Michael Tueth, SJ
Father Michael Tueth, SJ, has spent most of this ministry employing his natural talents as an educator and writer. This year marks his 50th anniversary as a Jesuit priest.
Father Tueth taught English and/or philosophy at Saint Louis University, Regis University and Santa Clara University before an assignment as executive director of the Sacred Heart Program in St. Louis. He then spent the next 20 years teaching communications and media at Fordham University, where he remained until 2015.
A St. Louis native, Fr. Tueth attended Saint Louis University High School and then, over the course of his Jesuit formation process and early active ministry, earned four degrees from Saint Louis University: a bachelor’s in philosophy in 1964, a master’s in philosophy/English in 1965, a licentiate in philosophy in 1965 and a Master of Divinity in 1972.
He also holds a Ph.D. in American Civilization, which he completed in 1977 at New York University.
Since 2015, he has been a pastoral minister and writer in the Jesuit Hall Community at Saint Louis University.
I was born and raised in south St. Louis. My family was the only Irish family in my German neighborhood, but we got along with all the neighbors, even during a World War! I was a happy and outgoing boy. I attended Our Lady of Sorrows grade school but ended up going to four different grade schools – long story! For high school. I went to Chaminade College Prep and enjoyed it.
After finishing high school, I entered the Jesuit order because I really admired my Jesuit uncle, Fr. Francis J. O’Reilly. This was a good choice, and I have enjoyed it very much. It has been an honor to live with such intelligent, good-humored and very active brothers and priests.

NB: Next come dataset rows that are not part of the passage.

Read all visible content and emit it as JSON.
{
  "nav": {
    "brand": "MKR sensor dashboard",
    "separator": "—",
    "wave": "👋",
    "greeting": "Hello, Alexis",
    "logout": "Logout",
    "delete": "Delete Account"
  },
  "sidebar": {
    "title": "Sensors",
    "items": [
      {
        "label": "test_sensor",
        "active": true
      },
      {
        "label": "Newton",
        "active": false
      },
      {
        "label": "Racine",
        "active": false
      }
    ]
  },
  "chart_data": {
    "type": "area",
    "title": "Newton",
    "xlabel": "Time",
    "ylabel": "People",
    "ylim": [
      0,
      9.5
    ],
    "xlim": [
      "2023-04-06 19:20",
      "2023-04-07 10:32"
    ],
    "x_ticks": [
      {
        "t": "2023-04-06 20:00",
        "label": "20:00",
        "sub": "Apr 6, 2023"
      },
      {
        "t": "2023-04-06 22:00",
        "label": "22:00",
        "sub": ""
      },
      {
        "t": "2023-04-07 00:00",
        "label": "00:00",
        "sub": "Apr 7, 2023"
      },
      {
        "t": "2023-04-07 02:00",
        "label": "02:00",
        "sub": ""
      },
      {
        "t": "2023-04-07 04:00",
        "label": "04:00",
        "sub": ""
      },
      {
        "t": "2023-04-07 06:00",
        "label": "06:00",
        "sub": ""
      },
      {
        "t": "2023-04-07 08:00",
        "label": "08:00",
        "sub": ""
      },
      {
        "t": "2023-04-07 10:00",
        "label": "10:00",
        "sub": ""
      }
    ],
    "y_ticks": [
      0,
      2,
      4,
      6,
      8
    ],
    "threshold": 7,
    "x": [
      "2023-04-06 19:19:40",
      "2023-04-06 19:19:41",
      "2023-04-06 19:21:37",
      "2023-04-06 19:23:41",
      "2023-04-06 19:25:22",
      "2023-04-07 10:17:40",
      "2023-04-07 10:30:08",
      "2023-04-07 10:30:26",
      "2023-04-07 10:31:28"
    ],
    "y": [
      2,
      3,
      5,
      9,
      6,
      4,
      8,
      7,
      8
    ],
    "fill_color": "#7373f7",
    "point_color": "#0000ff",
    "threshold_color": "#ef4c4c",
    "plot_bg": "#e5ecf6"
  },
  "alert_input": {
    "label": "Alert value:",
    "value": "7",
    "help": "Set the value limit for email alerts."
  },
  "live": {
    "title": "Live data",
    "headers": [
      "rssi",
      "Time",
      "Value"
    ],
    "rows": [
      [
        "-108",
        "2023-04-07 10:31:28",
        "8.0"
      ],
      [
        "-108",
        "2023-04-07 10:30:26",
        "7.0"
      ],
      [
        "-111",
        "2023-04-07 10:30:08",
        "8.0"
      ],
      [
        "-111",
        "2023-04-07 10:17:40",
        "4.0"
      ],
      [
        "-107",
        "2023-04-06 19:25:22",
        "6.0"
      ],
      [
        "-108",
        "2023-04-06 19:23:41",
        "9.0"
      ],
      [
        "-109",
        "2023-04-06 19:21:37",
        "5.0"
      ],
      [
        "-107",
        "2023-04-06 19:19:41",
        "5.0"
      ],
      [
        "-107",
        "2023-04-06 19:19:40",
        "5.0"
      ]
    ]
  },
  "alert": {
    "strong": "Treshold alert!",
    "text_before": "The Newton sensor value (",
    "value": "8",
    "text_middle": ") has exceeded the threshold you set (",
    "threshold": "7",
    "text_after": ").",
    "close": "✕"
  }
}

In my career, as you can tell, I taught at four Jesuit universities and a couple of other colleges. After getting my Ph.D. in American Civilization, I spent most of my time teaching English and communication, ministering to some excellent college students and presiding at more than 200 weddings. You can find the rest of my career on the included list. Finally, at the age of 75, I retired and returned to my hometown.
Over those many years, I have enjoyed appearing in many plays. I became a critic of film, theatre and television.
In my retirement, I have spent a good amount of time reading, offering Mass for many parishes and the Sisters of St. Joseph of Carondelet and going to movies. The coronavirus pandemic has, of course, limited my activities, especially spending time with my niece and nephews and their families.
I am having several medical issues, but it’s wonderful to be taken care of by excellent doctors, nurses and friends. I am basically in good health, however, and hope to enjoy several more years as a child of God, serving people inn need and enjoying my retirement.